Dans le premier groupe, tous les participants administrèrent les vingt chocs demandés alors que dans le second qui faisait face à un être virtuel qui simulait souffrances et cris, ils ont arrêté l'expérience avant les 20 chocs fatals, certains sont allés jusqu'à 19, d'autres se sont arrêtés à 9 déjà.

Oh! surprise, l'analyse de leurs réactions physiologiques, tel leur rythme cardiaque, a montré qu'ils réagissaient comme en situation réelle et éprouvaient une empathie pour des pixels.

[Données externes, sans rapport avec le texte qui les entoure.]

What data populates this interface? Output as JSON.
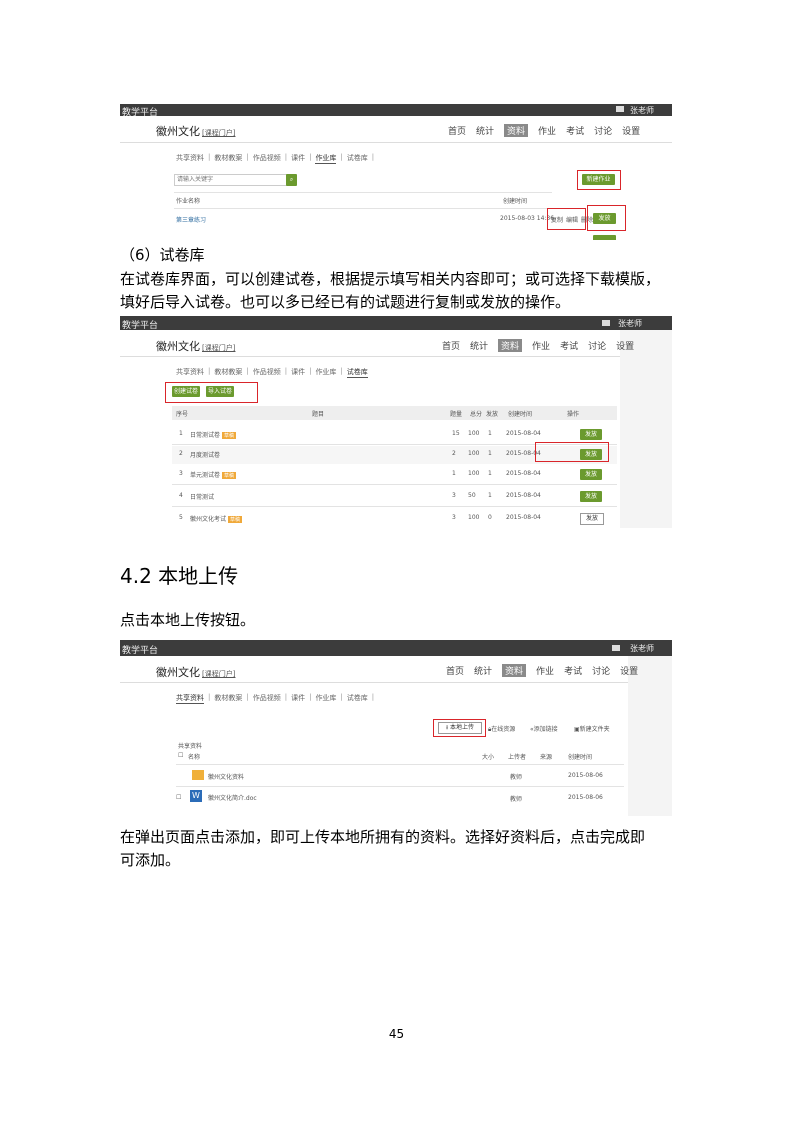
{
  "doc": {
    "section_6_heading": "（6）试卷库",
    "paragraph_1_line1": "在试卷库界面，可以创建试卷，根据提示填写相关内容即可；或可选择下载模版，",
    "paragraph_1_line2": "填好后导入试卷。也可以多已经已有的试题进行复制或发放的操作。",
    "section_42_heading": "4.2 本地上传",
    "paragraph_2": "点击本地上传按钮。",
    "paragraph_3_line1": "在弹出页面点击添加，即可上传本地所拥有的资料。选择好资料后，点击完成即",
    "paragraph_3_line2": "可添加。",
    "page_number": "45"
  },
  "shot1": {
    "brand": "教学平台",
    "user": "张老师",
    "app_title": "徽州文化",
    "app_title_sub": "[课程门户]",
    "nav": [
      "首页",
      "统计",
      "资料",
      "作业",
      "考试",
      "讨论",
      "设置"
    ],
    "nav_active": "资料",
    "tabs": [
      "共享资料",
      "教材教案",
      "作品视频",
      "课件",
      "作业库",
      "试卷库"
    ],
    "search_placeholder": "请输入关键字",
    "new_button": "新建作业",
    "columns": [
      "作业名称",
      "创建时间"
    ],
    "row_name": "第三章练习",
    "row_time": "2015-08-03 14:36",
    "row_actions": [
      "复制",
      "编辑",
      "删除"
    ],
    "row_button": "发放"
  },
  "shot2": {
    "brand": "教学平台",
    "user": "张老师",
    "app_title": "徽州文化",
    "app_title_sub": "[课程门户]",
    "nav": [
      "首页",
      "统计",
      "资料",
      "作业",
      "考试",
      "讨论",
      "设置"
    ],
    "nav_active": "资料",
    "tabs": [
      "共享资料",
      "教材教案",
      "作品视频",
      "课件",
      "作业库",
      "试卷库"
    ],
    "create_button": "创建试卷",
    "import_button": "导入试卷",
    "columns": [
      "序号",
      "题目",
      "题量",
      "总分",
      "发放",
      "创建时间",
      "操作"
    ],
    "rows": [
      {
        "no": "1",
        "title": "日常测试卷",
        "tag": "草稿",
        "count": "15",
        "score": "100",
        "sent": "1",
        "date": "2015-08-04",
        "action": "发放"
      },
      {
        "no": "2",
        "title": "月度测试卷",
        "tag": "",
        "count": "2",
        "score": "100",
        "sent": "1",
        "date": "2015-08-04",
        "action": "发放"
      },
      {
        "no": "3",
        "title": "单元测试卷",
        "tag": "草稿",
        "count": "1",
        "score": "100",
        "sent": "1",
        "date": "2015-08-04",
        "action": "发放"
      },
      {
        "no": "4",
        "title": "日常测试",
        "tag": "",
        "count": "3",
        "score": "50",
        "sent": "1",
        "date": "2015-08-04",
        "action": "发放"
      },
      {
        "no": "5",
        "title": "徽州文化考试",
        "tag": "草稿",
        "count": "3",
        "score": "100",
        "sent": "0",
        "date": "2015-08-04",
        "action": "发放"
      }
    ]
  },
  "shot3": {
    "brand": "教学平台",
    "user": "张老师",
    "app_title": "徽州文化",
    "app_title_sub": "[课程门户]",
    "nav": [
      "首页",
      "统计",
      "资料",
      "作业",
      "考试",
      "讨论",
      "设置"
    ],
    "nav_active": "资料",
    "tabs": [
      "共享资料",
      "教材教案",
      "作品视频",
      "课件",
      "作业库",
      "试卷库"
    ],
    "toolbar": [
      "本地上传",
      "在线资源",
      "添加链接",
      "新建文件夹"
    ],
    "breadcrumb": "共享资料",
    "columns": [
      "名称",
      "大小",
      "上传者",
      "来源",
      "创建时间"
    ],
    "rows": [
      {
        "name": "徽州文化资料",
        "size": "",
        "uploader": "教师",
        "source": "",
        "date": "2015-08-06"
      },
      {
        "name": "徽州文化简介.doc",
        "size": "",
        "uploader": "教师",
        "source": "",
        "date": "2015-08-06"
      }
    ]
  }
}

Les résultats de cette expérience menée avec des patients virtuels réjouissent son initiateur: «Voilà qui ouvre la porte à l'usage systématique des environnements virtuels dans le cadre d'études en laboratoire jusqu'ici impossibles pour des raisons éthiques ou pratiques. Par exemple, la violence liée au football, les attaques racistes, les agressions par les gangs et autres phénomènes. Pourquoi les gens participent-ils à de telles activités bien qu'elles soient contre leur nature? L'expérience originelle de Milgram aide à le comprendre, mais l'exploitation d'environnements virtuels peut faire avancer la recherche sur ces questions urgentes et difficiles ».

Mais l'intérêt de cette expérience déborde sa cible initiale, l'autorité et le conformisme, et pose la question des limites de notre perception de la réalité. Mel Slater commente: «Bien entendu, chacun sait qu'il ne produit en fait rien de grave. Mais certaines parties du système de perceptions considère néanmoins les évènements comme authentiques. Il y a des parties du cerveau qui ignorent ce qu'est la réalité virtuelle».

Pourquoi dès lors ne pas essayer de tromper le cerveau de personnes amputées en leur donnant le contrôle d'un membre virtuel, supprimant ainsi les douleurs liées à la disparition d'un bras ou d'une jambe? Une piste explorée en ce moment à l'Université de Manchester.

Une interrogation reste étrangement absente des commentaires mais néanmoins fondamentale: quid de la différence d'empathie entre un être humain non visible et un être virtuel visible? Les paris sont ouverts, l'expérience reste à tenter.